According to the study results, France is well above the European Union averages for both violence and stalking, which stand at 33 percent and 18 percent respectively. In Europe as a whole one in three women have been subject to some kind of violent attack, which equates to 62 million women. In Denmark the rate was more than one in two (52 percent).
However, France's poor scores, as well as those of Sweden, which recorded the highest rate of stalking, and other Nordic countries, can partly be explained by the willingness of women in these countries to report incidents, as much as any shortcomings in law.
Campaigners point to the fact that in some countries in Europe women were less likely to be forthcoming about the levels of violence or stalking they had faced.
Fundamental Rights Agency spokesman Friso Roscam Abbing told the newsaper told French daily Le Figaro that Finns or Swedes spoke out more freely than Polish women, for example “where some families refused to let researchers talk to female members.”
Technology means stalking likely to rise
The researchers expect the amount of stalking to continue growing in Europe now that smart phones and the use of social networks has become ubiquitous.

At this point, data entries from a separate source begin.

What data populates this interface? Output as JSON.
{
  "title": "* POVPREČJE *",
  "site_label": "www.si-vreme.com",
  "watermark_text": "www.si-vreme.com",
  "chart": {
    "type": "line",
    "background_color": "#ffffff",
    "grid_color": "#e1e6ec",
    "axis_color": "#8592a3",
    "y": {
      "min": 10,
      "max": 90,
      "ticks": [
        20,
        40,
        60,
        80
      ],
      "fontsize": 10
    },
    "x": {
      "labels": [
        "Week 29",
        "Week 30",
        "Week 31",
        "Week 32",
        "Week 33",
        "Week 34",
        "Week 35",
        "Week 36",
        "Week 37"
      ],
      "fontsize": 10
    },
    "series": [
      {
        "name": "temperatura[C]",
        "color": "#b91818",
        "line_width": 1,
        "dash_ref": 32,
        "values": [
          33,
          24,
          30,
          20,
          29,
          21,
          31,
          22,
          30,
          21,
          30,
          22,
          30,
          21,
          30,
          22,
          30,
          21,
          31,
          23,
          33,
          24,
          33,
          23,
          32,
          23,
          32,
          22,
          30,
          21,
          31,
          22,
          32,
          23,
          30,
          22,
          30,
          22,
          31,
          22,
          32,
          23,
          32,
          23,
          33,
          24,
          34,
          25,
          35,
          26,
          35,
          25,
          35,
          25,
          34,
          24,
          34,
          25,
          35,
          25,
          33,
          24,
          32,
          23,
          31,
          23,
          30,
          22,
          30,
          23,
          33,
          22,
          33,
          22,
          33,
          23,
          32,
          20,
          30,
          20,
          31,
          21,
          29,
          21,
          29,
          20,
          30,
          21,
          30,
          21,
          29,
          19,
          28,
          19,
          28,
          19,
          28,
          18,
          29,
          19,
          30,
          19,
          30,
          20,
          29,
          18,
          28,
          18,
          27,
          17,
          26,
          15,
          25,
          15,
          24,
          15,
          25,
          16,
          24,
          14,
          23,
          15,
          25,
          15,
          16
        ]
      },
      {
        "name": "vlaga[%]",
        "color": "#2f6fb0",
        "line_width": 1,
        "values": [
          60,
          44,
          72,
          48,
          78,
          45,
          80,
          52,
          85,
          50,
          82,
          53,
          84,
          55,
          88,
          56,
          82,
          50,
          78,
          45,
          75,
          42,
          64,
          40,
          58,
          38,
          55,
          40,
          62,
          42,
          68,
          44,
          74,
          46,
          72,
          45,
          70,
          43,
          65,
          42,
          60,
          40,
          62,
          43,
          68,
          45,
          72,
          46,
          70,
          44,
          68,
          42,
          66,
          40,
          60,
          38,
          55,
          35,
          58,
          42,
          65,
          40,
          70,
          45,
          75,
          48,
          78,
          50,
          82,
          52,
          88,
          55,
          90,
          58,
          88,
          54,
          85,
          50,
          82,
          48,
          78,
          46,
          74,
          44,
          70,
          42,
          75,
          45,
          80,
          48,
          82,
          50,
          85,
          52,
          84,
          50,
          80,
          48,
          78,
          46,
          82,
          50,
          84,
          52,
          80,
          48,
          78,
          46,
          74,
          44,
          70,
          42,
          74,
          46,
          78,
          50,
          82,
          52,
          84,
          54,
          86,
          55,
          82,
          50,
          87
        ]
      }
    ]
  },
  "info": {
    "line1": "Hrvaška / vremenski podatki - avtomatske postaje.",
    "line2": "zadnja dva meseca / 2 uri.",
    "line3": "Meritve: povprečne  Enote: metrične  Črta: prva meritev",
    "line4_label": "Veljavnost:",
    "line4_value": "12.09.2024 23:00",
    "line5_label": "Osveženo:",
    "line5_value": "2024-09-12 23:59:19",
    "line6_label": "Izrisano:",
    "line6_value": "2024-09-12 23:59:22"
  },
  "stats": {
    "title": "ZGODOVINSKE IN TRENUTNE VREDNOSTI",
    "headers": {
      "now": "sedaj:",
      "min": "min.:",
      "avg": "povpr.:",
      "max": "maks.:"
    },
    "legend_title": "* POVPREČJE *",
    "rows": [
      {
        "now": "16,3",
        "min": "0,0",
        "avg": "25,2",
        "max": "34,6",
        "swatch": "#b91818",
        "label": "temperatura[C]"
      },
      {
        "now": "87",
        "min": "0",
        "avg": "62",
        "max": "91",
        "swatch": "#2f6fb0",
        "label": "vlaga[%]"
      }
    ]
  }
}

The technologies make it easier but also more tempting to send harassing messages.
The issue of violence against women, in particular domestic violence, has long been on the agenda in France.
Last November the government took steps to tackle the problem by announcing a €66 million three-year action plan, which included changing the way incidents are reported and creating a 24/7 helpline.
The government has also taken steps to tackle inequality in a country which has a longstanding reputation for have entrenched sexist attitudes.
Earlier this year a French short film on reversing gender roles went viral with 8.3 million views. “Oppressed Majority” shows men what they would have to put up with if they were women.